Leaf sheath is yet another raw material obtained from the arecanut palm. In a year palm sheds 5-6 leaves. A process has been developed for making plyboards from areca leaf sheath. These boards can be used for making suitcases, fileboards, and tea chests. Leaf sheath cup making machine is available in the market for making arecanut leaf sheath cups of different sizes and shape.

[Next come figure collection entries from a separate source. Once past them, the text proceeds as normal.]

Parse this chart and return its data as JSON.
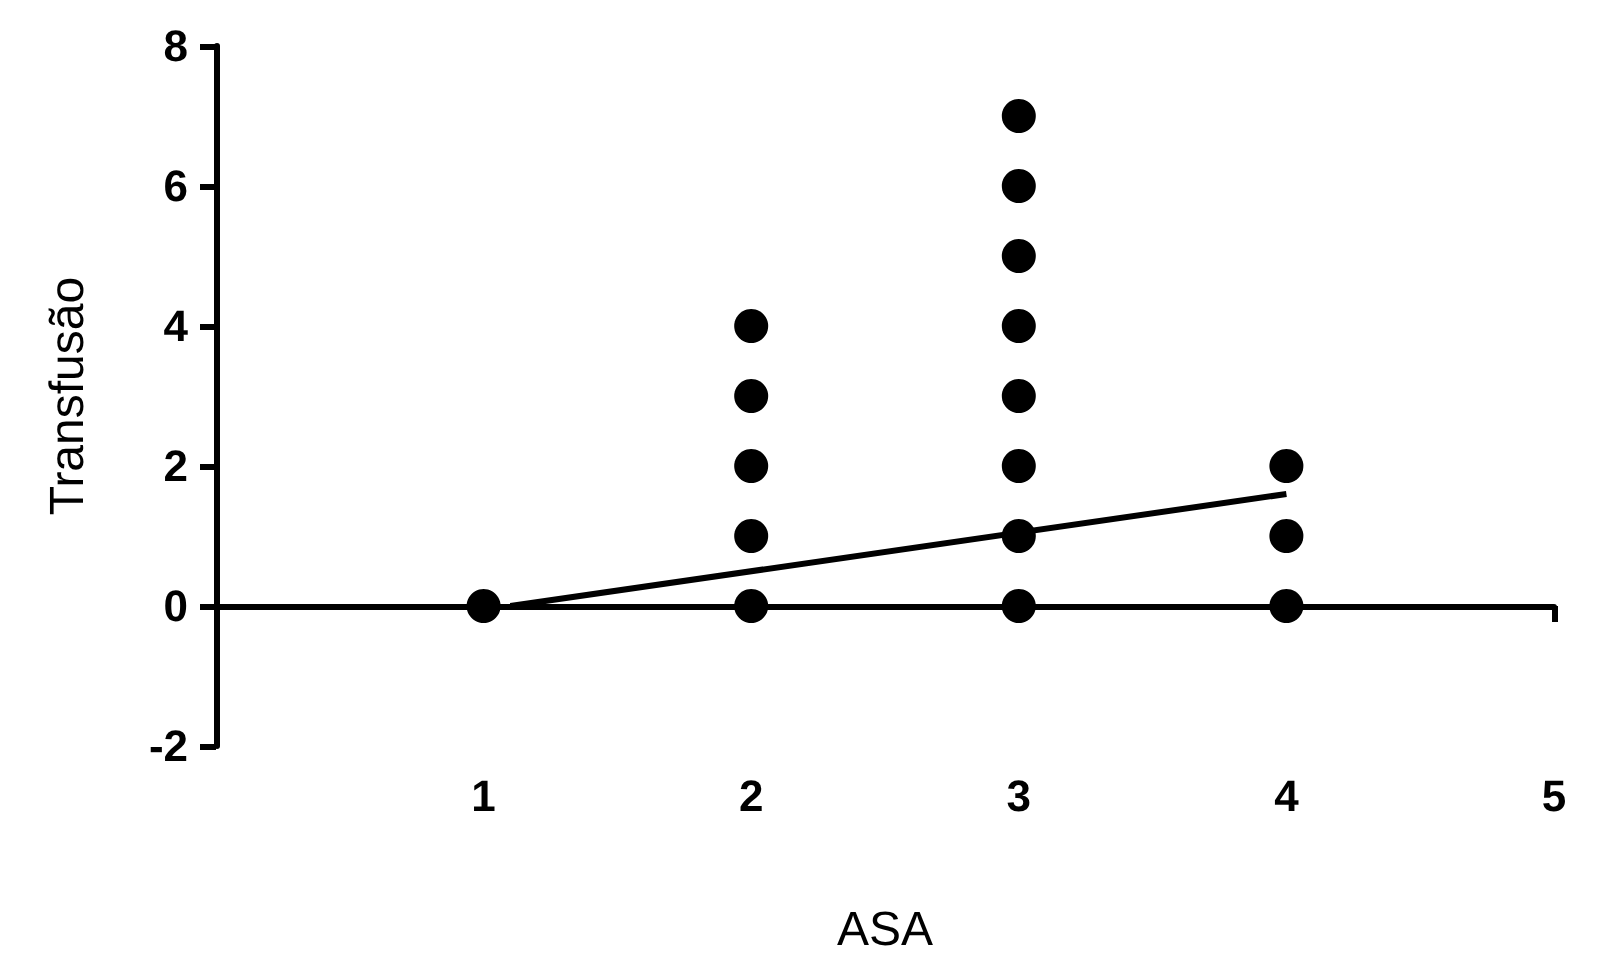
{
  "chart_data": {
    "type": "scatter",
    "xlabel": "ASA",
    "ylabel": "Transfusão",
    "xlim": [
      0,
      5
    ],
    "xticks": [
      1,
      2,
      3,
      4,
      5
    ],
    "ylim": [
      -2,
      8
    ],
    "yticks": [
      -2,
      0,
      2,
      4,
      6,
      8
    ],
    "series": [
      {
        "marker": "circle",
        "color": "#000000",
        "x": [
          1,
          2,
          2,
          2,
          2,
          2,
          3,
          3,
          3,
          3,
          3,
          3,
          3,
          3,
          4,
          4,
          4
        ],
        "values": [
          0,
          0,
          1,
          2,
          3,
          4,
          0,
          1,
          2,
          3,
          4,
          5,
          6,
          7,
          0,
          1,
          2
        ]
      },
      {
        "type": "line",
        "marker": "none",
        "color": "#000000",
        "x": [
          1.1,
          4
        ],
        "values": [
          0,
          1.6
        ]
      }
    ]
  }
}
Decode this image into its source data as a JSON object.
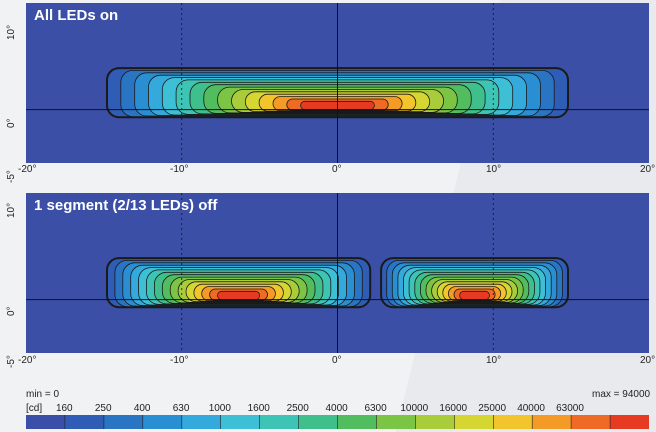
{
  "chart_data": [
    {
      "type": "heatmap",
      "title": "All LEDs on",
      "xticks": [
        "-20°",
        "-10°",
        "0°",
        "10°",
        "20°"
      ],
      "yticks": [
        "10°",
        "0°",
        "-5°"
      ],
      "xlim": [
        -20,
        20
      ],
      "ylim": [
        -5,
        10
      ],
      "segments": [
        {
          "x_start": -14.8,
          "x_end": 14.8,
          "y_bottom": -0.7,
          "y_top": 3.9
        }
      ]
    },
    {
      "type": "heatmap",
      "title": "1 segment (2/13 LEDs) off",
      "xticks": [
        "-20°",
        "-10°",
        "0°",
        "10°",
        "20°"
      ],
      "yticks": [
        "10°",
        "0°",
        "-5°"
      ],
      "xlim": [
        -20,
        20
      ],
      "ylim": [
        -5,
        10
      ],
      "segments": [
        {
          "x_start": -14.8,
          "x_end": 2.1,
          "y_bottom": -0.7,
          "y_top": 3.9
        },
        {
          "x_start": 2.8,
          "x_end": 14.8,
          "y_bottom": -0.7,
          "y_top": 3.9
        }
      ]
    }
  ],
  "legend": {
    "min_label": "min = 0",
    "max_label": "max = 94000",
    "unit": "[cd]",
    "levels": [
      "160",
      "250",
      "400",
      "630",
      "1000",
      "1600",
      "2500",
      "4000",
      "6300",
      "10000",
      "16000",
      "25000",
      "40000",
      "63000"
    ],
    "colors": [
      "#3a4fa8",
      "#2f5cb5",
      "#2a74c4",
      "#2a8fd2",
      "#33a9dc",
      "#3dc0d6",
      "#3dc4b4",
      "#3fbf8c",
      "#52bd5e",
      "#7cc444",
      "#a9cd3a",
      "#d6d633",
      "#f2c52c",
      "#f49a27",
      "#ef6a24",
      "#e63b22"
    ]
  }
}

Arecanut leaf sheath was found suitable for making plyboards. Two plies of processed arecanut leaf sheaths in combination with an ordinary wood veneer as core glued with urea formaldehyde resin are used for making the plyboards. Leaf sheaths obtained from the farm are highly heterogenous having variations in structure, shape and thickness. The rear end is thicker and the two edges are thinner. The thickness at the center ranges from 3.0  8.5 mm (average 5.0 mm). A comparatively homogenous piece of fairly uniform thickness and size 50-65 x 20-25 cm can be obtained if a piece of about 10 cm length from either sides along the grain direction, 5 cm from the distal and 10-15 cm from the end across the grain direction are trimmed out from the sheath. Further, to get a flat sheath of uniform thickness and to remove the buck lings of folds, the sheath is flattened under pressure and heat. For this, the sheaths are soaked in water to about 75 per cent moisture and then pressed for 30 min in a hot Plate press at 4 kg/cm2 pressure and 110ºC temperature. This process gives flat sheaths of 1.0-1.5 mm thickness with about 12 per cent moisture. To prevent fungal growth on the sheath surface, it can be soaked in 1 per cent copper sulphate solution for 24 hr before pressing. The pressed sheaths are then air dried for one hour or longer. The arecanut leaf sheath plyboards made with two veneers of areca sheaths as the faces and one veneer of even an ordinary wood species like Mango as core ply and bonded with Urea formaldehyde resin make commercially acceptable boards with average dry and wet glue shear strengths of 50 kg and 12 kg respectively.

Arecanut stem and leaf

Arecanut stem forms a useful building material in the villages and is widely used in arecanut growing area for a variety of construction purposes. The leaves are good source of organic manure.  Their approximate composition is N2 (0.94 per cent); P2O5 (0.096  per cent) and K20 (1.00  per cent).